Score one for the People


(artwork by Kal Barteski)

Yesterday’s recap: Ohhoho. GREAT GREAT day! Beyond the fact that I was super productive, it was another good news day. (I’m getting so used to those!) Remember that little BIG editorial, I was writing for HR Matters magazine? Yes well, it looks like the editorial will not be included in the next issue the way we had originally thought. Instead my mama is going to be FEATURED on the COVER of the Spring issue of the magazine along with PROMINENT placement of the article.  HR Matters is the Human Resources Management Association of Manitoba’s publication and circulates to 1,100 HR professionals from every sector – education, industry, business, government, etc… Way to go Mom!

Back to today: I had a great meeting this morning with Manitoba Adult Learning & Training Branch. They want to include me in their roster of consultants! This is largely a result of the work I did on the Guide and more recently, the Children’s Health & Environment Partnership website content.  I think they can see the range of my abilities to develop plain-language resources for various target groups.

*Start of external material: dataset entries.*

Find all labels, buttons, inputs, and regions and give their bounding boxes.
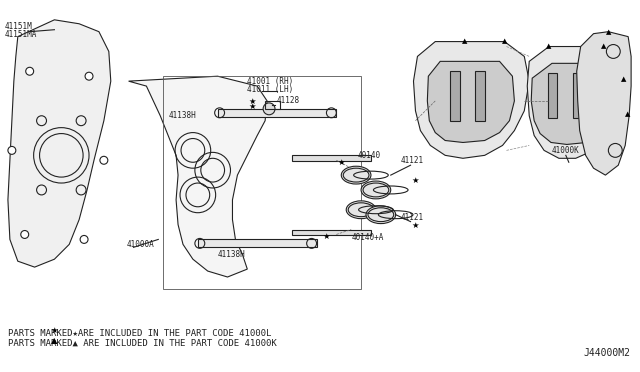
Text: 41001 (RH): 41001 (RH) [247,77,294,86]
Text: 41138H: 41138H [218,250,245,259]
Text: ▲: ▲ [601,44,606,49]
Polygon shape [577,32,631,175]
Text: ▲: ▲ [625,111,631,117]
Bar [475,71,484,121]
Text: 41121: 41121 [401,156,424,165]
Text: 41121: 41121 [401,213,424,222]
Text: ★: ★ [248,102,256,111]
Text: J44000M2: J44000M2 [584,348,630,358]
Polygon shape [8,20,111,267]
Circle shape [85,72,93,80]
Polygon shape [531,63,613,144]
Ellipse shape [361,181,391,199]
Ellipse shape [366,206,396,224]
Circle shape [100,156,108,164]
Text: 41128: 41128 [277,96,300,105]
Text: 41151MA: 41151MA [5,30,37,39]
Polygon shape [527,46,621,158]
Bar [548,73,557,118]
Text: 41000A: 41000A [127,240,154,249]
Polygon shape [129,76,267,277]
Circle shape [80,235,88,243]
Text: 41138H: 41138H [168,111,196,120]
Ellipse shape [341,166,371,184]
Text: ★: ★ [337,158,345,167]
Circle shape [263,103,275,115]
Text: ▲: ▲ [547,44,552,49]
Polygon shape [428,61,515,142]
Bar [450,71,460,121]
Text: ★: ★ [248,97,256,106]
Bar [573,73,582,118]
Bar [292,155,371,161]
Bar [292,230,371,235]
Text: ▲: ▲ [51,336,58,345]
Polygon shape [413,42,529,158]
Circle shape [20,231,29,238]
Text: ▲: ▲ [502,39,507,45]
Text: ★: ★ [51,326,58,336]
Text: ▲: ▲ [605,29,611,35]
Text: 41011 (LH): 41011 (LH) [247,84,294,93]
Text: ▲: ▲ [621,76,626,82]
Bar [198,240,317,247]
Text: 40140: 40140 [358,151,381,160]
Text: ★: ★ [412,221,419,230]
Text: ▲: ▲ [462,39,468,45]
Text: PARTS MARKED▲ ARE INCLUDED IN THE PART CODE 41000K: PARTS MARKED▲ ARE INCLUDED IN THE PART C… [8,339,276,348]
Circle shape [8,147,16,154]
Circle shape [26,67,34,75]
Text: PARTS MARKED★ARE INCLUDED IN THE PART CODE 41000L: PARTS MARKED★ARE INCLUDED IN THE PART CO… [8,329,271,338]
Bar [163,76,361,289]
Bar [593,73,602,118]
Text: 40140+A: 40140+A [351,233,383,242]
Bar [218,109,337,117]
Text: ★: ★ [323,232,330,241]
Ellipse shape [346,201,376,219]
Text: ★: ★ [412,176,419,185]
Text: 41151M: 41151M [5,22,33,31]
Bar [265,101,280,109]
Text: 41000K: 41000K [552,146,580,155]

I LOVE doing this kind of work. It might not be “environmental” per se but it is SO important. Knowledge is power and when people are not able to access information – because it isn’t written in an “accessible” way – they are not empowered to act. Reflecting on my meeting today, I can’t help but laugh at the SWEET SATISFYING irony of the situation.

Many years ago, I had a terrible experience with a researcher who was (one of three) supervising my development of a policy backgrounder on children’s health and environment – a field experience credit toward completing my Master in Environmental Studies at York. I have never fully admitted to the profound impact this experience had on me but to be perfectly honest, it greatly contributed to my paralysis in struggling to complete my thesis and then its eventual demise (or maybe I’m giving away too much credit?). I was writing for a lay audience (primarily parents/families but also those in health promotion and child care) and worked hard to make, an otherwise complex and dense subject, “easy to understand”. But instead of it being practical and useful, I was told it was “not Masters level work”. It didn’t meet expectations. It wasn’t good enough. Without being immodest, for my 27 years worth on earth, I can probably count on one hand the number of times anyone has said those words to me. At the time, I was a FOOLISH 22 year old – stupidly influenced by this experience. I let it erode my confidence and allow me to question a number of things including my ability to be successful in the field. Now, all I can think is, how many freakin’ members of the general public, particularly parents of young children in Canada, have Masters level education with English as their mother tongue? Seriously.

It might not be Masters level work but today, I realized the extraordinary value in the resources and information I have developed. That is, because of the WIN Guide and the Partnership website, some of the most vulnerable and marginalized members of our society, now have ACCESS and KNOWLEDGE and POWER that they didn’t have before. What can I say? Sometimes it is nice to even out the score.

Got some more good stuff to share tomorrow. Til then.